Since 2000 Forex scene became less crowded. Number of traders' favorite financial vehicles have been absorbed into the new European currency, the Euro. Gone are the days when one could trade the likes of Spanish Peseta, German Mark, Belgian Franc, Italian Lira and number of others. Or are they?
Since the break up of the old Soviet block, currencies of the countries previously hidden behind Iron Curtain became freely floating, viable financial vehicles. In Eastern
Europe and Baltic States there are nine countries whose currencies are outside the Euro zone. In the minds of many traders, that's where the opportunities are.
We are talking about states which are members of European Union, such as Poland, Hungary, Slovakia, Czech Republic, Estonia, Lithuania, Latvia and a few others. Their economies are industrialized, political systems are democratic and after decades of stagnation under communist rules they are going through period of extensive economic changes. They are becoming more and more like countries from the west.
Many brokers offer some of these currencies for trading. Polish Zloty, Czech Koruna and Hungarian Forint are available and enjoy steady rise in volume. Due to economic reforms instituted in their respective countries, they have seen a rise in value against Dollar and Euro. They already have over ten years of history (data), which makes them suitable for analysis. Spreads are still relatively wide, and they are not very active outside of European business hours. Perhaps not the best candidates for day trading.

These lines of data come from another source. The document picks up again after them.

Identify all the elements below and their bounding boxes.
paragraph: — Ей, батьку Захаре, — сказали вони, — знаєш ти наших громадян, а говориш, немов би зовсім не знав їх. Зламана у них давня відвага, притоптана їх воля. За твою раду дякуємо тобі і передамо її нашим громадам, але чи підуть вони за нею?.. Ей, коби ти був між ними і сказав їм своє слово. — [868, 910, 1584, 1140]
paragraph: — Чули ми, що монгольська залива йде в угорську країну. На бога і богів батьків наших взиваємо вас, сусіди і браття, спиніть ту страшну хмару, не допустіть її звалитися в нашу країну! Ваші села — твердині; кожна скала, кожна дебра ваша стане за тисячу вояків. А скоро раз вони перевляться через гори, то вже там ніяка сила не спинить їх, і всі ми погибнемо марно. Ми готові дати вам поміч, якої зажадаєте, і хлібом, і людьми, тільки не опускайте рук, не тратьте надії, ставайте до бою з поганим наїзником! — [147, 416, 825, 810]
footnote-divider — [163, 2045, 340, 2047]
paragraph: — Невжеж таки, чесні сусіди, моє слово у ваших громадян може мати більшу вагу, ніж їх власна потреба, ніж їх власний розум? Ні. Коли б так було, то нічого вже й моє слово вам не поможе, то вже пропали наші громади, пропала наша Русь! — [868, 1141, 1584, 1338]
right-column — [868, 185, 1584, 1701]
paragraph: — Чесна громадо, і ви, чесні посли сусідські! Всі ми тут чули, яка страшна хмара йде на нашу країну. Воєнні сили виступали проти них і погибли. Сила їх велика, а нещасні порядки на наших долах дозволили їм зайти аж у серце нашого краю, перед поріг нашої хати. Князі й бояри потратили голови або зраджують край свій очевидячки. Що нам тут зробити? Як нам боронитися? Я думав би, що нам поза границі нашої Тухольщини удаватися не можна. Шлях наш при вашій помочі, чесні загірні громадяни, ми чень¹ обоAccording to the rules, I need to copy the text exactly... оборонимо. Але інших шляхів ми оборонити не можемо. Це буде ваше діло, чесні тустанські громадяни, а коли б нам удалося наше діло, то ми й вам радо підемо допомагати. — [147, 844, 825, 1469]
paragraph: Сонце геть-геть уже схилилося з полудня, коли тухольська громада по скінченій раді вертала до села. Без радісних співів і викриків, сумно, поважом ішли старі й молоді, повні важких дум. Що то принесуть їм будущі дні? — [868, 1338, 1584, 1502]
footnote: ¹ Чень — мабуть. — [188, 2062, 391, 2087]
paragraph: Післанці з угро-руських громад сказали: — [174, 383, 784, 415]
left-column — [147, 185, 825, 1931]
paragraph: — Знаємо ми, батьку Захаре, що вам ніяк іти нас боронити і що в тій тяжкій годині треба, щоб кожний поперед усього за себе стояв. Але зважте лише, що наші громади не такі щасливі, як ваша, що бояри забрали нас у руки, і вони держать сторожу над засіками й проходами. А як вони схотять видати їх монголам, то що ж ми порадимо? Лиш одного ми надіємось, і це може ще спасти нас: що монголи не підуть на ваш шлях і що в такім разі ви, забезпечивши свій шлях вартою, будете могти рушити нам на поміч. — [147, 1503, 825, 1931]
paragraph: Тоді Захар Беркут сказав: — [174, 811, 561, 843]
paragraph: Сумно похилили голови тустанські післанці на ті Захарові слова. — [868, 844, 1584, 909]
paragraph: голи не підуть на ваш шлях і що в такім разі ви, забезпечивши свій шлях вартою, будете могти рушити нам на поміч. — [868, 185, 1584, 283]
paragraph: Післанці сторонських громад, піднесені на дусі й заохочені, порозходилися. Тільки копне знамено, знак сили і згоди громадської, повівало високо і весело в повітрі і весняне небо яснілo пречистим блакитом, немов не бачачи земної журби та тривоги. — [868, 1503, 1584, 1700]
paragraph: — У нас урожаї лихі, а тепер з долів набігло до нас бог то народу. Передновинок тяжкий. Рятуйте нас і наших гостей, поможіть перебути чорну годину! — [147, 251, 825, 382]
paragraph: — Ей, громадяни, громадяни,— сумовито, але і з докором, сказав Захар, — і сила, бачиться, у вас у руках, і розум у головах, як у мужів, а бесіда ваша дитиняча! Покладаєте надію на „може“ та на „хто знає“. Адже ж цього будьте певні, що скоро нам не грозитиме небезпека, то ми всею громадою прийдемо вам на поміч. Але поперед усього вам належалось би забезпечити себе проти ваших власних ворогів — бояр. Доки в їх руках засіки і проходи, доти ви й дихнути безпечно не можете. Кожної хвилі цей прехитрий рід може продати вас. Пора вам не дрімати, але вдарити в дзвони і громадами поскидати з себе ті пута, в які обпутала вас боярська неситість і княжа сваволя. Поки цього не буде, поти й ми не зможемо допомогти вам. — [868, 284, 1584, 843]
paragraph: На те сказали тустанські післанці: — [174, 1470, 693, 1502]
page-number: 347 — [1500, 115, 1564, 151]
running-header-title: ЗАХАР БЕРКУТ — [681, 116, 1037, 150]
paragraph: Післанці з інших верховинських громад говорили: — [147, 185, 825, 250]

Longer term positions, using daily or weekly charts, can be, however quite rewarding. There is number of reasons. All countries joining European Union, also agree to join common currency. Before that happens, new members must meet strict entry criteria. That means, their fiscal policies must steadily improve, and once those membership requirements are met, they also must be maintained for a few years. Public spending, debt and inflation must meet certain goals. All that is likely to be rewarded by appreciating currencies. When the conversion date happens, it will be in the best interest of those countries to see their currencies strong. Everybody wants to see wages and pensions as close to European averages as possible.
When they join Euro zone, these currencies will disappear. But it will not happen very soon. Hungary will not meet the goals before 2016. In Poland, this whole matter will be put to a public referendum. Given a negative outcome of similar votes in Sweden and Denmark, Polish Zloty might be around for a long time. Since EU Council already established a precedent of having member states retain their currencies, who knows what will transpire?
No matter what happens few years down the road, fundamentals strongly suggest that currencies of Eastern Europe are on a road to appreciation. They should be around for at least another decade. Traders with longer time view and taste for the exotic should definitely give them a second look and reap the rewards.